Norwegian SWF Takes Issue With PRIs Real-world Impact Chapter

The manager of Norway’s sovereign wealth fund has taken the Principles for Responsible Investment (PRI) to task over some aspects of its work in a letter relating to the organisation’s 2019 signatory survey, the consultation on which ends today.

Explaining some of its responses to the online survey, Norges Bank Investment Management wrote that it had reservations about PRI’s focus in its 2017 long-term strategy document on “real world impact” and “outcome-based reporting on the SDGs”, as shared in response to previous consultations

“We consider the Blueprint’s chapter on ‘enabling real-world impact aligned with the SDGs’ as a departure from the Six Principles and PRI’s mission, which do not provide direction for the PRI to work on how investors should advance global development and support international political commitments,” wrote NBIM’s chief corporate governance officer Carine Smith Ihenacho and head of sustainability Wilhelm Mohn.

Furthermore, they said, the chapter could be interpreted as an expectation that financial investors should have dual or multiple objectives.

“However, as a long-term and global asset owner, we have a general interest in understanding how issues related to sustainability, as well as the achievement of the SDGs, may impact the economy and the companies we invest in, and thus long-term risk and return,” the pair said.

carine smith ihenacho

Carine Smith Ihenacho, chief corporate governance officer at NBIM

From that perspective, they said, NBIM saw the benefits of PRI supporting research and knowledge on such issues and how they could affect financial markets and investors in general.

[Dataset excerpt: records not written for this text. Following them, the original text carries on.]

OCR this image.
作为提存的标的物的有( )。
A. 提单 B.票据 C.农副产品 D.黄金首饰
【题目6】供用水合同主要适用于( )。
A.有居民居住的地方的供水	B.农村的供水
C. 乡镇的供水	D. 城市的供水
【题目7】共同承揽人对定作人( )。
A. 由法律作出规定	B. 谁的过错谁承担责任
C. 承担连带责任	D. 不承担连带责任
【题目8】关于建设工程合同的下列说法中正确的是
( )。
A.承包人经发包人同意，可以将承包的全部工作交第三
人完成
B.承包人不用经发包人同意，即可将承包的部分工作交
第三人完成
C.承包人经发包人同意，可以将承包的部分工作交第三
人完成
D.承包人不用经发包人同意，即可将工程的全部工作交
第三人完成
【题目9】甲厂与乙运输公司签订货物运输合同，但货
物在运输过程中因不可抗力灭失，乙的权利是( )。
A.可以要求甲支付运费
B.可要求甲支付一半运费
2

On the topic of policy and research, NBIM said that given PRI’s growing signatory base, it was important that as far as possible, messages conveyed by the PRI to policy makers represented broadly-held views among signatories and outcomes permissible under their respective mandates.

“With a signatory base representing different interests, the PRI may need to introduce more rigorous processes to gather views of signatories and ensure that its policy work remains balanced when engaging on public policy issues,” wrote Ihenacho and Mohn.

Impact ‘de facto a new principle’

On the issue of governance, NBIM said it felt certain key points relating to this – including the governance and processes in place at PRI for taking important decisions – were not covered in the signatory survey, which had only one question on the PRI’s governance.

Noting that safeguards in the PRI’s articles of association give signatories reassurance that the PRI’s activities match the declaration approved when joining, NBIM singled out the right for signatories to vote on any amendment to the Six Principles.

“We believe it is important that any substantial strategic development which may represent de facto a new principle is treated as such, and therefore subject to a signatory vote,” argued Ihenacho and Mohn.

Although they said the Blueprint’s new chapter on “real-world impact aligned with the SDGs” was not linked to an existing principle, NBIM believed it represented a substantial strategic development, which can be seen as de facto a new principle.

On top of this, the pair called for more transparency in consultation processes, saying questions should be unambiguous and focus on specific points and proposals. They said the PRI should make sure that a majority in each signatories’ category supported a proposal, and that ‘don’t know’ answers should also be taken into account.

“When a proposal does not get the clear support of signatories, the PRI should amend it to reflect signatories’ feedback,” they wrote.